Duck Breast With Braised Belgian Endive, Shaved Cauliflower and Green Peppercorns
Duck breasts are remarkably delicious, easy to cook and almost as tender as beef tenderloin. Once seasoned, the breasts go skin-side down in the pan and stay there for 20 or so minutes while the skin crisps, the fat renders out and the meat gently cooks to a perfect rosy medium. Along the way, you pour off the accruing melted fat every few minutes into a heatproof jar, and when it has cooled, you can save the duck fat in the freezer. It has such a special flavor; it would be a pity to throw it away. We use the duck fat for the best roasted potatoes but also love it for cooking trout and char and salmon fillets, and recommend roasting cauliflower and baby white turnips in it as well, for the most special combination of clean, juicy and luscious.
- Serves: 4 persons
- 2whole duck breasts, about 7-8 ounces each (4 halves)
- Kosher salt and freshly ground black pepper
- 2heads Belgian endive, trimmed
- 1tablespoon green peppercorns, in brine
- 2cups shaved cauliflower “pebbles”
- 1large shallot, finely minced
- 1cup chicken broth or stock
- ¼- 1/2 cup dry sherry or dry vermouth
- Splash of sherry vinegar
Step 1Split and trim the duck breasts to yield 4 individual breasts. Some people remove the “tenders,” as there is a small span of unchewable silver skin within, but I just leave them intact and deal with it when eating, like the fat or gristle in any steak or chop. It’s just part of the deal.
Step 2Season the duck with salt and pepper generously on both skin and flesh sides, then place breasts skin-side down in an extra-large heavy-bottomed steel pan.
Step 3Set the pan over medium-low heat, and gently cook the duck breasts 20 to 25 minutes, skin-side down the whole time, pouring off the rendering duck fat many times along the way so that the duck does not poach or steam in its own fat. Save all of that duck fat.
Step 4In the meantime, split the endive heads in half lengthwise, and remove any limp outer leaves. Crush the green peppercorns with the flat side of your chef’s knife, then mince the crushed peppercorns further, sometimes dragging the mince under the flat side of your knife to make it into a paste, as you might with a clove of garlic.
Step 5When the duck skin is dark golden brown and crisp and most of the white fat has rendered out, turn the breast flesh-side down. Increase heat to medium-high (you want to get a true sear and not a gray “steam”), and sear for 2 to 4 minutes, or until the flesh is golden brown. Remove the duck breasts from the pan, and set them aside in a warm place.
Step 6Add a nice spoonful of the rendered duck fat back into the hot pan, and lay in the endive halves, cut-side down. Cook until you get a dark golden sear on the cut sides of the endive, about 3 minutes. Turn the endives over onto their rounded backs, and add the cauliflower, shallot and peppercorn paste to the pan.

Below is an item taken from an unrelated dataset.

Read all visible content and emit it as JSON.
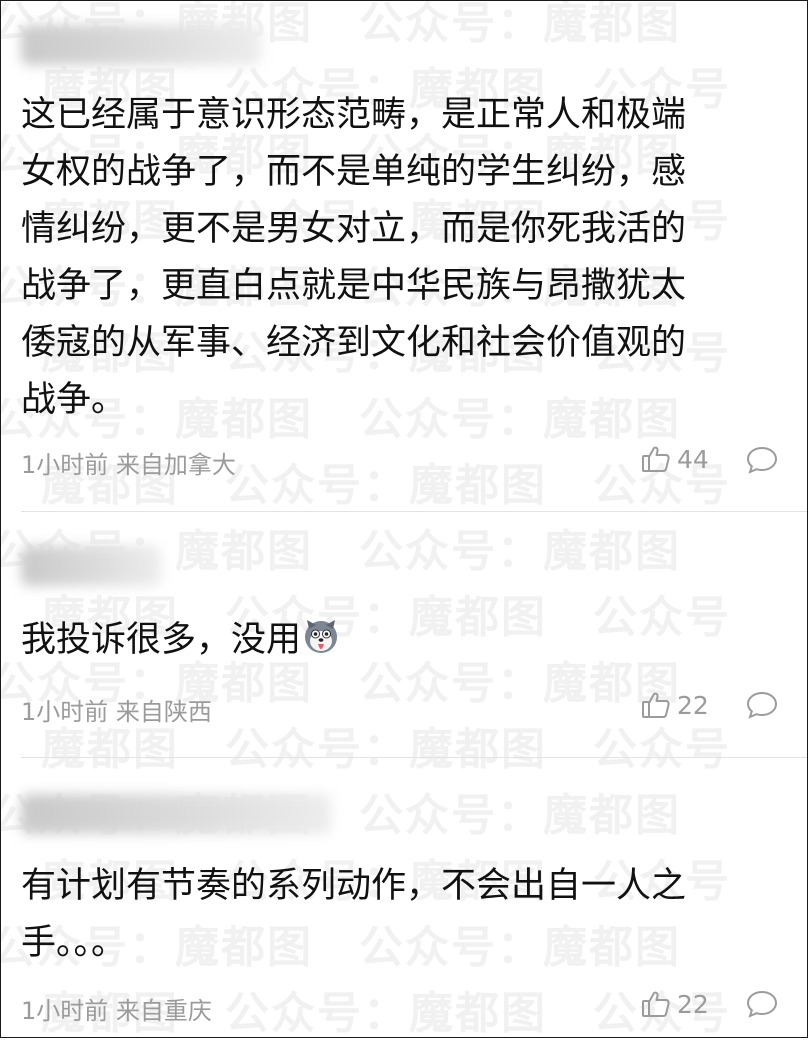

Step 7Add back in another nice spoonful of the rendered duck fat, and stir together as best as you can without disturbing the endive. You can move it to the side and give yourself some room for stirring and cooking the cauliflower. You want to make sure the cauliflower and the shallots have contact with the fond (the fat, salt and pepper that have been left behind from the cooking of the duck breasts) in the pan.
Step 8Add the chicken stock and the sherry or vermouth, and partly cover the pan to simmer the vegetables until soft and cooked, about 4 minutes. The liquid will be absorbed, the high note of the alcohol will burn off and a loose sauce will remain when finished cooking.
Step 9Season the vegetables with salt and pepper as needed, and drizzle some more of the rendered duck fat over the whole deal if that moves you, as it does me.
Step 10Slice the duck breasts across at a slight bias, approximately the thickness of your pinkie, and serve each with endive and cauliflower. Sprinkle a few drops of sherry vinegar over each serving to finish.